As branches get resolved or pruned, the root pointer descends: if the current root has only one remaining child, there is no parallelism left at that level, so the pointer advances to that child. This continues until a real branching point (two or more pending children) or a leaf is reached. This is the root correction step.
%%{init: {'theme': 'base'}}%%
flowchart LR
subgraph s1["Before: branch A resolved"]
direction TB
R1(("root\npointer")):::oldroot
R1 --> Ax("A ✓"):::done
R1 --> By("B"):::active1
By --> By1(" "):::sub1
By --> By2(" "):::sub1
By1 --> By3(" "):::sub1
By2 --> By4(" "):::sub1
By2 --> By5(" "):::sub1
end
subgraph s2["After correction"]
direction TB
R2(("root\npointer (B)")):::newroot
R2 --> Ba(" "):::active
R2 --> Bb(" "):::active
Ba --> Ba1(" "):::sub2
Bb --> Bb1(" "):::sub2
Bb --> Bb2(" "):::sub2
end
s1 -- "root descends\npast single-child nodes" --> s2
classDef oldroot fill:#b0bec5,color:#37474f,stroke:#000000
classDef newroot fill:#b0bec5,color:#37474f,stroke:#000000
classDef done fill:#bdbdbd,color:#9e9e9e,stroke:#000000
classDef active1 fill:#2e7d32,color:#fff,stroke:#000000
classDef active fill:#2e7d32,color:#fff,stroke:#000000
classDef sub1 fill:#eceff1,color:#546e7a,stroke:#000000
classDef sub2 fill:#eceff1,color:#546e7a,stroke:#000000
Once A is resolved, keeping the root pointer at the original root adds traversal overhead on every future submission.

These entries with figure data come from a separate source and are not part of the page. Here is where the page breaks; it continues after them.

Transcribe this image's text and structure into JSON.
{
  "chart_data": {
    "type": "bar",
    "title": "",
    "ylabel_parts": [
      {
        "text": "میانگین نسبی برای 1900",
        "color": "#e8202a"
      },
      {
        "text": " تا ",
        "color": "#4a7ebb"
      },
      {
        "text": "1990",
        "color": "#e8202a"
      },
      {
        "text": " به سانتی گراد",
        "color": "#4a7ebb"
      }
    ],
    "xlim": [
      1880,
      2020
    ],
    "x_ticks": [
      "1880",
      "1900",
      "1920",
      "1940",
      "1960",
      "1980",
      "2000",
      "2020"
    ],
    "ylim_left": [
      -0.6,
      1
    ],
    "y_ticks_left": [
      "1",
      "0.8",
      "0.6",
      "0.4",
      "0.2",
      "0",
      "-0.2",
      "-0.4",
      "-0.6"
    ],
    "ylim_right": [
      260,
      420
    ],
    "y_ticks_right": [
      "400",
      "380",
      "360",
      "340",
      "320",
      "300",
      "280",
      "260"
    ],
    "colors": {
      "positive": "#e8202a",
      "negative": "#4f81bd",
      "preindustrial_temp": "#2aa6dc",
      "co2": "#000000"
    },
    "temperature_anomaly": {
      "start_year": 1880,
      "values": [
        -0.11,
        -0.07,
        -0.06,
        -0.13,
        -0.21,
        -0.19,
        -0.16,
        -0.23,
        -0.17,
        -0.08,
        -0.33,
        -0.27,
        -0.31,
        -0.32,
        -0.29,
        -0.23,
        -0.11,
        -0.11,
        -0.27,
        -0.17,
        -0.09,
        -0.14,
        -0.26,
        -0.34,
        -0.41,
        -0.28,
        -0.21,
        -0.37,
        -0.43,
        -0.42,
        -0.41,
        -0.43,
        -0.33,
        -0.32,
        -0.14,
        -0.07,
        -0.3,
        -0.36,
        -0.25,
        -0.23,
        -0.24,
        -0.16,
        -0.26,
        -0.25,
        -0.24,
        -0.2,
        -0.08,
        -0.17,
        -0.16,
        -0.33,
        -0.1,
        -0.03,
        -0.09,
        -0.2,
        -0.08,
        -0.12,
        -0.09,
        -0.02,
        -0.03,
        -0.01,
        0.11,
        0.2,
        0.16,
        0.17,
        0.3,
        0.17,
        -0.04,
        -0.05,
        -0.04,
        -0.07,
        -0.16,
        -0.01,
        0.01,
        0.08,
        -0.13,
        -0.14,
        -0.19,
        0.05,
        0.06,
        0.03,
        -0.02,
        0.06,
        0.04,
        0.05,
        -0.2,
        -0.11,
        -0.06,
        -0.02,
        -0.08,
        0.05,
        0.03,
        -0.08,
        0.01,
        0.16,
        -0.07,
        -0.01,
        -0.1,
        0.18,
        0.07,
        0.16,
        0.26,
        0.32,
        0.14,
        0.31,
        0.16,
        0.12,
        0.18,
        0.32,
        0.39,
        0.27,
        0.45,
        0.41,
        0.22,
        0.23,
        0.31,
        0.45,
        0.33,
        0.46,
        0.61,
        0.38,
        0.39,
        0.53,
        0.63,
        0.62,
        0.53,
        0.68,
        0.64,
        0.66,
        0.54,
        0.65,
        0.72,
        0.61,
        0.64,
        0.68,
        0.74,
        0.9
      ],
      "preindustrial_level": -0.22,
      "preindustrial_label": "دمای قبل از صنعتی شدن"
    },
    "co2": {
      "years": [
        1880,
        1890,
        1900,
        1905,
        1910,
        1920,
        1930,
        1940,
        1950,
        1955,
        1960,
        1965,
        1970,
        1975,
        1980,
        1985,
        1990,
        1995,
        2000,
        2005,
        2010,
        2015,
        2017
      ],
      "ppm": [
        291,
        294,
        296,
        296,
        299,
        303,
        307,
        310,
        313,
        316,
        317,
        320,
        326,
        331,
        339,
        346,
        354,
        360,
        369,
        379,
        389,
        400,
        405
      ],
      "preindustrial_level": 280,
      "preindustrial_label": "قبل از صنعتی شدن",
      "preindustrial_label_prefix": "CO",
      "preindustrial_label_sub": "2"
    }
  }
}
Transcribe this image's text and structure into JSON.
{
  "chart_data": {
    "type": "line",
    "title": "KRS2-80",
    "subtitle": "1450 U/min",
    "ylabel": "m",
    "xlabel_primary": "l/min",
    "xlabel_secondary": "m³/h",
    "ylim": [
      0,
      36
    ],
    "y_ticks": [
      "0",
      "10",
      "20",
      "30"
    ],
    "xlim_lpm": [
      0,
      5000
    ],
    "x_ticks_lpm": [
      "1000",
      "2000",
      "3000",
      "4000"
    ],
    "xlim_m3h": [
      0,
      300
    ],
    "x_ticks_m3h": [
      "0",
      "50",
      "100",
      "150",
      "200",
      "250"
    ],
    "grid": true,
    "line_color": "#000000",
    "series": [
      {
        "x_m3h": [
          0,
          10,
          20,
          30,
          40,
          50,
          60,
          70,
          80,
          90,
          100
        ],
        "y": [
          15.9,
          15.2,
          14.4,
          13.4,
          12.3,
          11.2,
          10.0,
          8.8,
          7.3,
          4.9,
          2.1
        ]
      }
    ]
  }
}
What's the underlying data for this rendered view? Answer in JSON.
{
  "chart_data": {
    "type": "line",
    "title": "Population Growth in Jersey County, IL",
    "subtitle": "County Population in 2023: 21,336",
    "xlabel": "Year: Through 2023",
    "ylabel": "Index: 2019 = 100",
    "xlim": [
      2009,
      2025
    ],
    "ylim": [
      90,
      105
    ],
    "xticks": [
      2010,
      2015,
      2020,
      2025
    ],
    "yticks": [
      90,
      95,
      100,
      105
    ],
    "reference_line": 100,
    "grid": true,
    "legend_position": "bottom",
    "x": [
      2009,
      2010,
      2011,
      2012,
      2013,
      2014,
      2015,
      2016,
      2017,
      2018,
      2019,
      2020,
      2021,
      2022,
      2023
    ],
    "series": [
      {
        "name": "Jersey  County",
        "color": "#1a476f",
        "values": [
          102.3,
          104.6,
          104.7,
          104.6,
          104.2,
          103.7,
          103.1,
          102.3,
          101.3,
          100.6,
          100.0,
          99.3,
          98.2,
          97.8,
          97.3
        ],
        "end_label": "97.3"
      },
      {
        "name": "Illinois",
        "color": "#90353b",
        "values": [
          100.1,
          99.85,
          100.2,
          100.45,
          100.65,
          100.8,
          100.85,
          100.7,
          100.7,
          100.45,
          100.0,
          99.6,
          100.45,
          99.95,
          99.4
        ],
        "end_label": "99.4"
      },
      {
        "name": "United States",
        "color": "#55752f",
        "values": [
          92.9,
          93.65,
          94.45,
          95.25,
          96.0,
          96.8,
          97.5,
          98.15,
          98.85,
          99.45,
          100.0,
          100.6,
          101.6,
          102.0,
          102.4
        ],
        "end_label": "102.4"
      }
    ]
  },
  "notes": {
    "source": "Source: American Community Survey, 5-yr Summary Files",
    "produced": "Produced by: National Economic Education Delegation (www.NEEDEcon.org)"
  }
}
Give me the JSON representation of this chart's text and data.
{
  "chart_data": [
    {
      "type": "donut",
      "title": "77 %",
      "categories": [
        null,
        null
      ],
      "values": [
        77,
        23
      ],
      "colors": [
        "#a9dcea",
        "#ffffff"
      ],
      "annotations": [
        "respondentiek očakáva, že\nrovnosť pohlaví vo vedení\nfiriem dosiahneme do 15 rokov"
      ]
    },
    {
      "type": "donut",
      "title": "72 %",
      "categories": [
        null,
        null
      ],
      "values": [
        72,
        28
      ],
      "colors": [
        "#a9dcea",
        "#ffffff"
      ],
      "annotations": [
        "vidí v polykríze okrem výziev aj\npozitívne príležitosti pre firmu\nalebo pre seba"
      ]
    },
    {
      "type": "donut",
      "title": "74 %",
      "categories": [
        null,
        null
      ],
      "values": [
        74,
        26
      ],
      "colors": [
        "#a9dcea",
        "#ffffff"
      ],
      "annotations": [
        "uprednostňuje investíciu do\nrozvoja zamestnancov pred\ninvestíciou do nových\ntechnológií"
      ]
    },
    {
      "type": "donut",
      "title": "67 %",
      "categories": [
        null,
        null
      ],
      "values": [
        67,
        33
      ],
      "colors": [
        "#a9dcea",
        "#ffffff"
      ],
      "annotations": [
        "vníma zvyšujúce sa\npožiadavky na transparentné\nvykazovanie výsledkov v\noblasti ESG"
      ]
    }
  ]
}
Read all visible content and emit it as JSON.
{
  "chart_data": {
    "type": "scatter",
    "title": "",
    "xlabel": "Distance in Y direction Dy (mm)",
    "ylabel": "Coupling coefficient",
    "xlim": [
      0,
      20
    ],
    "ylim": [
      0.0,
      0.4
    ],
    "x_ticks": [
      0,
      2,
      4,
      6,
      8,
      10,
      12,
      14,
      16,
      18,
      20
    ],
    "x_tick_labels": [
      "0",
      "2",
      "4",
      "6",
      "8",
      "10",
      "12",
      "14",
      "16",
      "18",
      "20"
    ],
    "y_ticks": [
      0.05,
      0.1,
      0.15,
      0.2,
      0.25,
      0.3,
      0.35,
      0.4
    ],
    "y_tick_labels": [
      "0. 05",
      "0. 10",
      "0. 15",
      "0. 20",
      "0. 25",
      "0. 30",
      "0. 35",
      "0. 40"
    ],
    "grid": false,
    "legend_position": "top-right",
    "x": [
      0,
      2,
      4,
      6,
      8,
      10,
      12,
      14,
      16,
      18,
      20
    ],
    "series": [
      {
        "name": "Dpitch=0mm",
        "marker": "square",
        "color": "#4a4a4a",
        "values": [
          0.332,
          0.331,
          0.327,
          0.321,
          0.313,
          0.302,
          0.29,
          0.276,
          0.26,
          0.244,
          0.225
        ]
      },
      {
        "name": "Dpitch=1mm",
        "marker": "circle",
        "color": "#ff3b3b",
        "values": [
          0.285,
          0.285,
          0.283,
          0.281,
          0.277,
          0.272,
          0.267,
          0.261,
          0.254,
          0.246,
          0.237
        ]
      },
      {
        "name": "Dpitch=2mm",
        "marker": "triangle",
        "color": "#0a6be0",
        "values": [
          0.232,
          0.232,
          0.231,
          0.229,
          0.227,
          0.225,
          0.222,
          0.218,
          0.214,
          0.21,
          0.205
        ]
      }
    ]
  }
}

Correction moves it down to B so the thread stays focused on live work only.
Submission algorithm
When try_local_submit is called, the strategy:
- Pushes root-level siblings first. If the submitting node has pending siblings at the current root level, it pushes those to idle threads before the current node. This is the horizontal spreading step.
- Prunes the current node once no more root-level siblings remain.
- Delegates to a thread if
should_branch()is true, otherwise marks the nodeDISCARDED. - Corrects the root pointer — descends past any single-child nodes just resolved.
Tree navigation calls used:
p_node.get_root() // current root for this thread
p_root.get_children_count() // branches remaining at root level
p_root.get_second_leftmost_child() // next sibling to push
p_node.get_leftmost_child() // descend during root correction
When to use
This is the default and recommended strategy for all branching algorithms. Use Work-Stealing only when you need a baseline for benchmarking.